L’art d’être heureux par gros temps – synthèse

Jean SALEM, 12 janvier 2007

Merci, monsieur Salem, pour votre propos à la fois érudit et engagé.

En un préambule méthodologique et polémique, vous vous en prenez à l’idée de bonheur guimauve qui domine aujourd’hui l’édition comme les esprits, mais aussi vous présentez vos trois « idées fixes », dites-vous : le bien-être du corps, la paix de l’âme et l’engagement dans la lutte.

Vous vous attachez, en un premier temps, à la définition du bonheur pour retenir, par delà les variations, qu’il est le souverain bien que tous les hommes ont fini par revendiquer comme un droit en notre modernité démocratique.

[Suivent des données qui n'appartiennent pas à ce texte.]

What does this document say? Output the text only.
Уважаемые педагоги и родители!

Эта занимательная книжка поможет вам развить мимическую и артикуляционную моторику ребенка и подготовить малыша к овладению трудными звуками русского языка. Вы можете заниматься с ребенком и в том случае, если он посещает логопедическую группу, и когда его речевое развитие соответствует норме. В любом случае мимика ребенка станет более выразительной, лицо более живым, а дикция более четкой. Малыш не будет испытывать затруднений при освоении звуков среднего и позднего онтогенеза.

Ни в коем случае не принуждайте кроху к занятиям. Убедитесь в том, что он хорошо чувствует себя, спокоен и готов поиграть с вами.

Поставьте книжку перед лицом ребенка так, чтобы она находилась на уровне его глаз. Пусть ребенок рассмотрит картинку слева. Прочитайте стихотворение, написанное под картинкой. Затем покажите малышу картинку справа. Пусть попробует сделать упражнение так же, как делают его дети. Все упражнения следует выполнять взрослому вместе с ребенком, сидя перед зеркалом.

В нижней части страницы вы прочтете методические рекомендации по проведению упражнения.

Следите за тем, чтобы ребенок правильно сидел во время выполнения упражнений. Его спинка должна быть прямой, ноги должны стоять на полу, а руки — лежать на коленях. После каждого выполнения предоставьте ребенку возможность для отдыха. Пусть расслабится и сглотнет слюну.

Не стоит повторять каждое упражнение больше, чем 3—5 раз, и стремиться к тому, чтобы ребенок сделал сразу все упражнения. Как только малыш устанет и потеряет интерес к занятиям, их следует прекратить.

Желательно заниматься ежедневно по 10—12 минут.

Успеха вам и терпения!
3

Puis, aux conceptions religieuses et même philosophiques qui situent le bonheur dans l’au-delà (et vont parfois jusqu’à exalter la souffrance), vous opposez l’évidence selon laquelle le simple fait d’exister est un bien (en référence, notamment, au Rousseau des Rêveries du promeneur solitaire), ce dont les petits enfants et même les animaux, dites-vous, peuvent être le vivant témoignage (comme y insistent les matérialistes du XVIIIe siècle, disciples en cela d’Epicure).

D’un point de vue plus éthique, vous poursuivez en évoquant le fameux « Mangeons et buvons car demain nous mourrons », pour bien distinguer ceux qui s’en offusquent au nom de la vertu et ceux qui tirent cette prudence de la conscience de la finitude humaine.

Puis vous en venez à des remarques proprement épicuriennes, relatives notamment à la thèse selon laquelle « la mort n’est rien pour nous » (ce qui peut être démontré, insistez-vous), mais relatives aussi à des techniques du bonheur comme la limitation du désir, la distanciation d’avec le spectacle ou la représentation du malheur, ou encore le dépaysement et le ressouvenir des jours heureux.

Pour conclure, vous faites notamment référence à Kant, mais pour déplacer le respect à l’égard de la loi morale vers le respect de soi-même auquel appelle le sage antique qui sait ce que signifie le véritable héroïsme, qui ne réside peut-être pas dans la mortification ni a fortiori dans le suicide. Finalement, vous réservez pour notre débat quelques thèmes à mettre en tension avec le bonheur : la création artistique, le travail, mais aussi la lutte collective pour des jours meilleurs.